Statistically significant p values are in bold. OR: Odds Ratio; 95% CI: 95% confidence interval. a IFNL4 (rs368234815) was not included in the analysis due to its high linkage disequilibrium with IFNL3 (rs12979860) SNP in the analyzed population (Table 1). b Calculated on 72 samples.

C 

Patients Characteristics	RASs(n = 22)	No RASs(n = 57)	Univariate Analysis	Multivariate Analysis
			p Value	p Value	OR (95% CI)
Male gender, no. (%)	17 (77.2)	36 (63.2)	0.29
Age (years), mean ± SD	55.1 ± 4.8	52.5 ± 6.1	0.59
HCV viral load (log10), mean ± SD	6.2 ± 3.1	5.9 ± 1.9	0.27
HCV subtype 1b, no. (%)	18 (81.8)	32 (56.1)	0.04	0.57	1.51 (0.36–6.4)

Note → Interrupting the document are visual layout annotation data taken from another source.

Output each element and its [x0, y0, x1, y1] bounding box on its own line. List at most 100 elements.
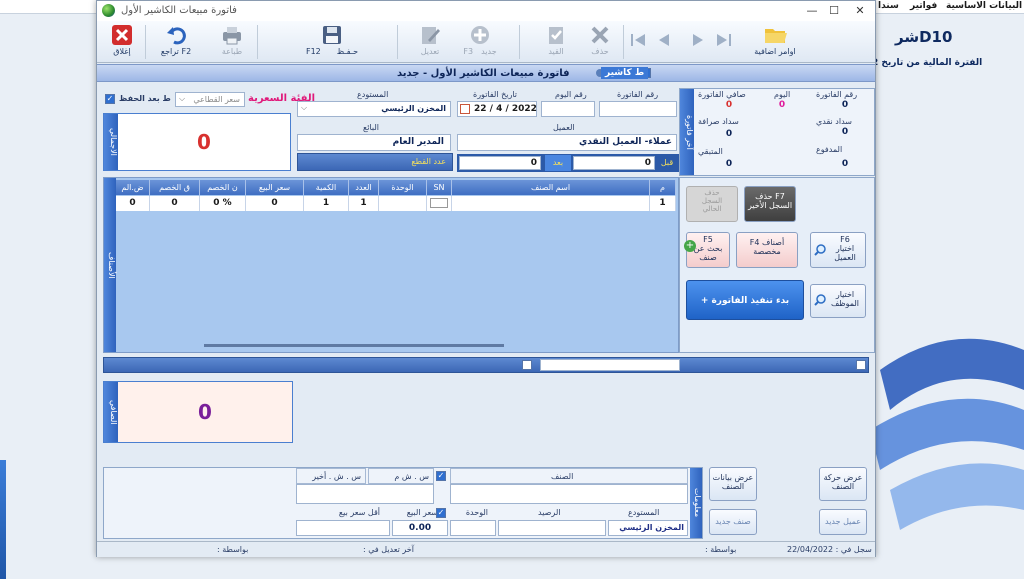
grid-header-count: العدد [349, 180, 379, 195]
customer-group: العميل عملاء- العميل النقدي [457, 121, 679, 153]
warehouse-select[interactable]: المخزن الرئيسي ⌵ [297, 101, 451, 117]
new-customer-button[interactable]: عميل جديد [819, 509, 867, 535]
created-on: سجل في : 22/04/2022 [787, 545, 872, 554]
modified-by: بواسطة : [217, 545, 249, 554]
grid-cell-sn[interactable] [427, 196, 452, 211]
show-item-data-button[interactable]: عرض بيانات الصنف [709, 467, 757, 501]
pieces-count-bar: عدد القطع [297, 153, 453, 171]
sn-checkbox[interactable] [430, 198, 448, 208]
avg-cost-cell: س . ش م [368, 468, 434, 484]
day-number-field[interactable] [541, 101, 595, 117]
notes-field[interactable] [540, 359, 680, 371]
background-taskbar-edge [0, 460, 6, 579]
warehouse-value: المخزن الرئيسي [381, 104, 446, 113]
sale-price-checkbox[interactable]: ✓ [436, 508, 446, 518]
items-grid: الأصناف م اسم الصنف SN الوحدة العدد الكم… [103, 177, 679, 353]
close-label: إغلاق [113, 47, 131, 56]
invoice-date-field[interactable]: 22 / 4 / 2022 [457, 101, 537, 117]
print-label: طباعة [221, 47, 243, 56]
day-number-label: رقم اليوم [555, 90, 587, 99]
printer-icon [221, 24, 243, 46]
last-cost-cell: س . ش . أخير [296, 468, 366, 484]
before-after-bar: 0 بعد 0 قبل [457, 154, 679, 172]
edit-label: تعديل [420, 47, 440, 56]
grid-cell-sale-price[interactable]: 0 [246, 196, 304, 211]
edit-icon [419, 24, 441, 46]
invoice-number-group: رقم الفاتورة [599, 87, 679, 119]
print-after-save-checkbox[interactable]: ✓ [105, 94, 115, 104]
modified-on: آخر تعديل في : [363, 545, 414, 554]
grid-cell-unit[interactable] [379, 196, 427, 211]
created-by: بواسطة : [705, 545, 737, 554]
grid-cell-quantity[interactable]: 1 [304, 196, 349, 211]
cashier-toggle[interactable]: ✓ ط كاشير [595, 67, 655, 81]
avg-cost-checkbox[interactable]: ✓ [436, 471, 446, 481]
grid-cell-discount-pct[interactable]: 0 % [200, 196, 246, 211]
grid-cell-index[interactable]: 1 [650, 196, 676, 211]
more-commands-button[interactable]: اوامر اضافية [747, 23, 803, 61]
last-invoice-strip: آخر فاتورة [680, 89, 694, 175]
remaining-label: المتبقي [698, 147, 723, 156]
last-invoice-net-label: صافي الفاتورة [698, 90, 746, 99]
grid-horizontal-scrollbar[interactable] [204, 344, 504, 347]
menu-basic-data[interactable]: البيانات الاساسية [946, 1, 1022, 11]
close-window-button[interactable]: ✕ [845, 3, 875, 19]
total-panel: الاجمالي 0 [103, 113, 291, 171]
grid-cell-count[interactable]: 1 [349, 196, 379, 211]
search-icon [814, 244, 826, 259]
custom-items-button[interactable]: F4 أصناف مخصصة [736, 232, 798, 268]
calendar-icon[interactable] [460, 104, 470, 114]
show-item-movement-button[interactable]: عرض حركة الصنف [819, 467, 867, 501]
grid-cell-tax[interactable]: 0 [116, 196, 150, 211]
delete-current-record-button[interactable]: حذف السجل الحالي [686, 186, 738, 222]
status-bar: سجل في : 22/04/2022 بواسطة : آخر تعديل ف… [97, 541, 875, 557]
last-cost-label: س . ش . أخير [312, 472, 361, 481]
min-price-field [296, 520, 390, 536]
delete-button[interactable]: حذف [581, 23, 619, 61]
close-button[interactable]: إغلاق [103, 23, 141, 61]
seller-field[interactable]: المدير العام [297, 134, 451, 151]
new-key-label: F3 [463, 47, 474, 56]
edit-button[interactable]: تعديل [411, 23, 449, 61]
grid-header-sn: SN [427, 180, 452, 195]
app-icon [102, 4, 115, 17]
menu-vouchers[interactable]: سندا [878, 1, 899, 11]
customer-label: العميل [553, 123, 575, 132]
save-button[interactable]: F12 حـفـظ [297, 23, 367, 61]
items-strip: الأصناف [104, 178, 116, 352]
record-navigation [631, 31, 739, 49]
toolbar-separator [623, 25, 624, 59]
price-category-select[interactable]: سعر القطاعي ⌵ [175, 92, 245, 107]
after-field[interactable]: 0 [459, 156, 541, 170]
search-icon [814, 294, 826, 309]
item-field[interactable] [450, 484, 688, 504]
customer-field[interactable]: عملاء- العميل النقدي [457, 134, 677, 151]
undo-button[interactable]: تراجع F2 [157, 23, 195, 61]
cost-values-field [296, 484, 434, 504]
after-value: 0 [530, 158, 537, 168]
grid-header-index: م [650, 180, 676, 195]
grid-cell-discount-amt[interactable]: 0 [150, 196, 200, 211]
notes-toggle-checkbox[interactable] [856, 360, 866, 370]
menu-invoices[interactable]: فواتير [910, 1, 937, 11]
invoice-number-field[interactable] [599, 101, 677, 117]
seller-label: البائع [363, 123, 379, 132]
undo-label: تراجع F2 [160, 47, 192, 56]
balance-label: الرصيد [538, 508, 561, 517]
delete-last-record-button[interactable]: حذف F7 السجل الأخير [744, 186, 796, 222]
new-button[interactable]: F3 جديد [455, 23, 505, 61]
notes-checkbox[interactable] [522, 360, 532, 370]
last-invoice-day-label: اليوم [774, 90, 791, 99]
start-invoice-button[interactable]: بدء تنفيذ الفاتورة + [686, 280, 804, 320]
new-item-button[interactable]: صنف جديد [709, 509, 757, 535]
unit-label: الوحدة [465, 508, 488, 517]
before-field[interactable]: 0 [573, 156, 655, 170]
invoice-window: فاتورة مبيعات الكاشير الأول — ☐ ✕ إغلاق … [96, 0, 876, 557]
print-button[interactable]: طباعة [213, 23, 251, 61]
grid-cell-item-name[interactable] [452, 196, 650, 211]
invoice-date-value: 22 / 4 / 2022 [474, 104, 537, 114]
post-button[interactable]: القيد [537, 23, 575, 61]
invoice-number-label: رقم الفاتورة [617, 90, 659, 99]
item-warehouse-cell: المستودع [608, 508, 688, 520]
sale-price-label: سعر البيع [406, 508, 438, 517]
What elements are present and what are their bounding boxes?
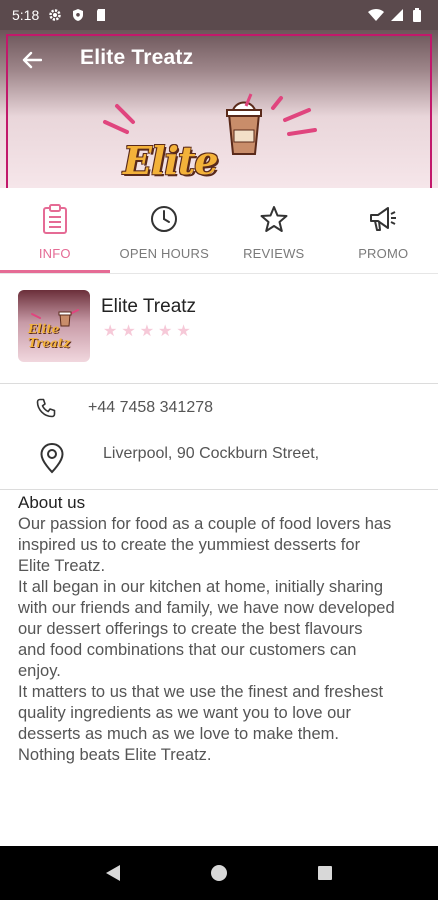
status-bar: 5:18 <box>0 0 438 30</box>
nav-recents-button[interactable] <box>313 861 337 885</box>
rating-stars: ★ ★ ★ ★ ★ <box>103 324 191 340</box>
shop-name: Elite Treatz <box>101 296 197 317</box>
tab-open-hours-label: OPEN HOURS <box>119 246 209 261</box>
tab-reviews[interactable]: REVIEWS <box>219 188 329 273</box>
square-recents-icon <box>318 866 332 880</box>
about-title: About us <box>18 493 86 512</box>
tab-info[interactable]: INFO <box>0 188 110 273</box>
active-tab-indicator <box>0 270 110 273</box>
header-banner: Elite Treatz Elite Treatz <box>0 30 438 188</box>
shield-icon <box>71 8 85 22</box>
location-pin-icon <box>38 442 66 474</box>
system-nav-bar <box>0 846 438 900</box>
star-outline-icon <box>259 204 289 234</box>
star-icon: ★ <box>121 323 136 340</box>
phone-row[interactable]: +44 7458 341278 <box>0 384 438 434</box>
status-right <box>368 8 426 22</box>
tab-promo-label: PROMO <box>358 246 409 261</box>
wifi-icon <box>368 8 384 22</box>
status-time: 5:18 <box>12 7 40 23</box>
back-button[interactable] <box>18 46 46 74</box>
settings-icon <box>48 8 62 22</box>
address-row[interactable]: Liverpool, 90 Cockburn Street, <box>0 430 438 490</box>
megaphone-icon <box>368 204 398 234</box>
clipboard-icon <box>40 204 70 234</box>
sd-card-icon <box>94 8 108 22</box>
clock-icon <box>149 204 179 234</box>
phone-icon <box>34 396 58 420</box>
page-title: Elite Treatz <box>80 46 194 69</box>
tab-promo[interactable]: PROMO <box>329 188 438 273</box>
star-icon: ★ <box>139 323 155 340</box>
nav-back-button[interactable] <box>101 861 125 885</box>
phone-number: +44 7458 341278 <box>88 399 214 416</box>
nav-home-button[interactable] <box>207 861 231 885</box>
about-section: About us Our passion for food as a coupl… <box>18 492 424 766</box>
star-icon: ★ <box>158 323 173 340</box>
shop-avatar: Elite Treatz <box>18 290 90 362</box>
triangle-back-icon <box>106 865 120 881</box>
avatar-text: Elite Treatz <box>28 322 71 350</box>
about-body: Our passion for food as a couple of food… <box>18 515 395 764</box>
status-left: 5:18 <box>12 7 108 23</box>
tab-info-label: INFO <box>38 246 71 261</box>
shop-info: Elite Treatz Elite Treatz ★ ★ ★ ★ ★ <box>0 274 438 384</box>
tab-bar: INFO OPEN HOURS REVIEWS PROMO <box>0 188 438 274</box>
tab-open-hours[interactable]: OPEN HOURS <box>110 188 220 273</box>
arrow-left-icon <box>22 51 42 69</box>
signal-icon <box>390 8 404 22</box>
star-icon: ★ <box>176 323 191 340</box>
brand-logo: Elite Treatz <box>95 92 325 188</box>
logo-text: Elite Treatz <box>123 138 251 188</box>
star-icon: ★ <box>103 323 118 340</box>
address-text: Liverpool, 90 Cockburn Street, <box>103 445 320 462</box>
circle-home-icon <box>211 865 227 881</box>
battery-icon <box>412 8 426 22</box>
tab-reviews-label: REVIEWS <box>243 246 305 261</box>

METAVIR Score F4, no. (%)	8 (36.4)	12 (21.05)	0.25
HIV co-infection, no. (%)	2 (9.1)	3 (5.3)	0.61
Previous failure to PegIFN/RBV treatment, no. (%)	10 (45.4)	16 (28.1)	0.18
IFNL3 SNP (rs12979860) CC genotype a, no. (%)	12 (54.5)	10 (17.5)	0.002	0.01	6.3 (1.5–25.8)

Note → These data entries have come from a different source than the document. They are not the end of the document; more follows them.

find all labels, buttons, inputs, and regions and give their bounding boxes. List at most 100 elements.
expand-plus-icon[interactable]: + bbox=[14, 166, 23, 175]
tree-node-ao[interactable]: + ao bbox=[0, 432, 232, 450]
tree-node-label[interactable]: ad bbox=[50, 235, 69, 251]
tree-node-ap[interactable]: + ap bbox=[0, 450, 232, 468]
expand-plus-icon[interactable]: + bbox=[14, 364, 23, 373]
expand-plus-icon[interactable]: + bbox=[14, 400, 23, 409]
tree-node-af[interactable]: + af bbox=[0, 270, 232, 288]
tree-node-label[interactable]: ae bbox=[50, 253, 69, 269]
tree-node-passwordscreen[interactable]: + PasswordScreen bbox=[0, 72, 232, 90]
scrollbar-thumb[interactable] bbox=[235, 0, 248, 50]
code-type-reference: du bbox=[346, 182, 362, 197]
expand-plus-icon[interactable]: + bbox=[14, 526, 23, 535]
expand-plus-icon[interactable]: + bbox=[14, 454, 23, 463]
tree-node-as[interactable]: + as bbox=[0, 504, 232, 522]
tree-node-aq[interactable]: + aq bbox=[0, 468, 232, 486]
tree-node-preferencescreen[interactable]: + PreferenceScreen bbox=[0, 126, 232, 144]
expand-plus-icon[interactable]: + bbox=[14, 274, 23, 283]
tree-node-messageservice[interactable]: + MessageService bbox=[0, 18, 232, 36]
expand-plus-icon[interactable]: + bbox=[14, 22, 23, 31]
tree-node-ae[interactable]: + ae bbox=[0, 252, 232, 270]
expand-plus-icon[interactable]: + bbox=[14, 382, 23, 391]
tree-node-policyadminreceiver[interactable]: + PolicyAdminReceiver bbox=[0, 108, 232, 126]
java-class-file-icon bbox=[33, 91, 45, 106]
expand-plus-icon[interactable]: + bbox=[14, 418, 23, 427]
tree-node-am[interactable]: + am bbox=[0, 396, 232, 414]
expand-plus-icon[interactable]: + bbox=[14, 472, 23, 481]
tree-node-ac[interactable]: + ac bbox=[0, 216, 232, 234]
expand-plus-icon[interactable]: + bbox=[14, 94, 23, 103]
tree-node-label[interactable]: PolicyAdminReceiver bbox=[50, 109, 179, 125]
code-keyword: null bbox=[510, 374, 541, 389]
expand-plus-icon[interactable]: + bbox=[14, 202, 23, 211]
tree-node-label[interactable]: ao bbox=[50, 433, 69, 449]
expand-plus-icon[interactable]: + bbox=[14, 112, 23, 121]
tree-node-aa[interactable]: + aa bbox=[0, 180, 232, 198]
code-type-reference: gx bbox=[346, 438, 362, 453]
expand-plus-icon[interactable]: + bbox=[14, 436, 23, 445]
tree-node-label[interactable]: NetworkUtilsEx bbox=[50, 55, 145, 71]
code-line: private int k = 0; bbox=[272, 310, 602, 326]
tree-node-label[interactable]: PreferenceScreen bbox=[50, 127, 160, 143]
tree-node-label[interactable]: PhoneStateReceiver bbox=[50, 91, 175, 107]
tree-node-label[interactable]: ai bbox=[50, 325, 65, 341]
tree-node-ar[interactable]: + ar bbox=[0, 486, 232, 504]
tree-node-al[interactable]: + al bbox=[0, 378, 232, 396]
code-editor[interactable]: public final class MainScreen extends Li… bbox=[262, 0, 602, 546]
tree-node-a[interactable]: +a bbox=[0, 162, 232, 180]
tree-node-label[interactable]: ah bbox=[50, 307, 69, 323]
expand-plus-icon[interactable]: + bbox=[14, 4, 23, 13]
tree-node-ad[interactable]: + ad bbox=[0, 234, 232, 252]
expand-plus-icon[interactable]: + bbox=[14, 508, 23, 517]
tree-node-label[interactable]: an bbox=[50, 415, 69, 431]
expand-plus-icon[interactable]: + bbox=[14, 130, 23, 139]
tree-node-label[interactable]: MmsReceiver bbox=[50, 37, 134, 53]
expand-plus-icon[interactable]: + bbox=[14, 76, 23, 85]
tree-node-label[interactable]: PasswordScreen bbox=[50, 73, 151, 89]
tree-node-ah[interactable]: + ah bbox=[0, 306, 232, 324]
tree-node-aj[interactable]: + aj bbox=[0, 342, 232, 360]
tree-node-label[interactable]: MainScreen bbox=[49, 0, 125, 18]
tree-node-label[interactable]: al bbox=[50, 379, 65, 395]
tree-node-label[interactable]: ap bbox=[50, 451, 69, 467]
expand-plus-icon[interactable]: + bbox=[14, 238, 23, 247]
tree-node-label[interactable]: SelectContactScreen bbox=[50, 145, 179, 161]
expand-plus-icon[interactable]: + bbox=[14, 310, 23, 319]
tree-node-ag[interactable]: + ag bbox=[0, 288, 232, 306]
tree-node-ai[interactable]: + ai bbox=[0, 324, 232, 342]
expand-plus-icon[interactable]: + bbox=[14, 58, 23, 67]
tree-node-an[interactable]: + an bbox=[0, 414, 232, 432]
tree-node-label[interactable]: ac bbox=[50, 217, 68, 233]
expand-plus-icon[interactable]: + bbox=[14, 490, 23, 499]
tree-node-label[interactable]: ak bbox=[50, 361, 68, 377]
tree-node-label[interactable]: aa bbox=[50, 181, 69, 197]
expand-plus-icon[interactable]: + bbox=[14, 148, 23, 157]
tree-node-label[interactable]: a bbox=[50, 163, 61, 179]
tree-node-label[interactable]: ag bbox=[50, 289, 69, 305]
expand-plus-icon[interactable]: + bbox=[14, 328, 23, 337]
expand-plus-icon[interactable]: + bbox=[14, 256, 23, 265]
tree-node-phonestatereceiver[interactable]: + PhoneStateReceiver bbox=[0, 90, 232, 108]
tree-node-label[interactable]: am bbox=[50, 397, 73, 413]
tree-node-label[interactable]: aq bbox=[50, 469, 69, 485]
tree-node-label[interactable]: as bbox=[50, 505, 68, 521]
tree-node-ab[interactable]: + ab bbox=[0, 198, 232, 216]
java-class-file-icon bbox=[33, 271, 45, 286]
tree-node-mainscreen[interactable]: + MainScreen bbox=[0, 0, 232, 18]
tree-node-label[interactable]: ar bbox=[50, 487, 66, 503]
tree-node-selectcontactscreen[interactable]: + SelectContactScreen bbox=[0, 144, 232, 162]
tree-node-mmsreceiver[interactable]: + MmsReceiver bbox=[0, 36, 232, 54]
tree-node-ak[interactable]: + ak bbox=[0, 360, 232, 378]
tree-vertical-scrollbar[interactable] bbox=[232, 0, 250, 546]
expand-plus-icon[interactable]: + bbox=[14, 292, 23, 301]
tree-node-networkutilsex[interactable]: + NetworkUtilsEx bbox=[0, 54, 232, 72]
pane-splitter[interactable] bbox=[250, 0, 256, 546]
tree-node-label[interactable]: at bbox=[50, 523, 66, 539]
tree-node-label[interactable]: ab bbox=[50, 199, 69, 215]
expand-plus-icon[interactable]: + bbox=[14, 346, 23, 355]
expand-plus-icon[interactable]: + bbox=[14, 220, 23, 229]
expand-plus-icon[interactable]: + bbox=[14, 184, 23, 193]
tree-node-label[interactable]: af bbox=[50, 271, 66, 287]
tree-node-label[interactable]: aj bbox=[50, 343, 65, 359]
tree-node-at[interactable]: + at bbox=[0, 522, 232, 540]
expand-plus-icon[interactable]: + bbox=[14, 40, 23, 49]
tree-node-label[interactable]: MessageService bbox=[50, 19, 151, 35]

Normalized Shannon Entropy b, mean ± SD (×1000)	21.2 ± 1.5	15.8 ± 2.9	0.33
Nucleotide Mutation Frequency b, mean ± SD (×1000)	7.9 ± 2.6	6.8 ± 4.1	0.21

Statistically significant p values are in bold. OR: Odds Ratio; 95% CI: 95% confidence interval. a IFNL4 (rs368234815) was not included in the analysis due to its high linkage disequilibrium with IFNL3 (rs12979860) SNP in the analyzed population (Table 1). b Calculated on 72 samples.